В следующий раз она пришла в себя, когда вокруг было уже темно. Грета проснулась от холода – размякшую влажную одежду и те тряпки, которыми она укрывалась прошлой (наверное, прошлой!) ночью доедали умницы бактерии. Тело все так же ломило, но теперь боль не была такой резкой. Грета, ледяными, одеревеневшими от холода пальцами разлепила глаза – засохшая короста царапала нежную кожу век, но эта боль была ничто по сравнению с безысходностью тупой ноющей боли, которая овладела всем телом Греты. Грета медленно приподнялась на лежанке – сухие ветки, на которых она лежала – просели, видно, тоже проедены, ‑ мелькнуло в голове, ‑ подтянула к себе сумку – сумка всегда была неподалеку и попыталась раскрыть ее – руки не слушались. Все тело Греты сотрясала какая-то странная внутренняя дрожь, мелкая и противненькая, она лишала ее сил и способности соображать, дышать, Грете казалось, что она не помнит, как это – дышать. Грета пока оставила сумку и взглядом поискала емкость с водой – воды не было, а недоеденная емкость валялась под тем возвышением, на котором она устраивала себе лежанку.

 

‑ Сколько же провалялась…‑ обычно емкости без обработки хватало на два-три дня – их специально делали из особого материала. В сумке была еще одна емкость с водой, Грета снова попробовала ее открыть.

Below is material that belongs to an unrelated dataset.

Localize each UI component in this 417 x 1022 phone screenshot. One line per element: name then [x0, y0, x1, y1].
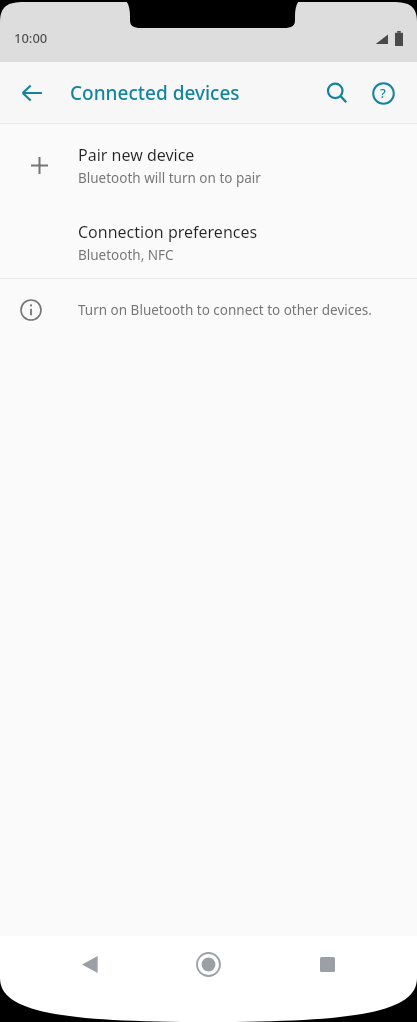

Пальцы не слушались, и она попыталась растереть их рука об руку, но каждое движение руки делало безысходность боли еще более невыносимой. – Вот и хорошо, вдруг подумалось Грете, ‑ она даже улыбнулась где-то глубоко внутри себя, ‑ вот и хорошо… Она попыталась подтянуть под себя ноги, чтобы остаться в своей любимой позе, ей даже показалось, что это у не получилось, ‑ прислонилась к стене, и закинув голову вверх к каменному чистейшему потолку, закрыла глаза.

Ей грезилось море. Оно шептало так громко и неразборчиво, что Грета перестала слышать… А еще дельфин, он снова толкал ее в спину, ‑ Грета была несказанно рада – дельфин снова подплыл к ней… Только вода была очень холодной – чистой, удивительно прозрачной, и нестерпимо холодной. Грета смотрела на дельфина и видела, что он издает звук, она ждала, они хотела услышать тот самый образ звука, который так поразил ее однажды, но звук был другим – странным, воющим, дребезжащим…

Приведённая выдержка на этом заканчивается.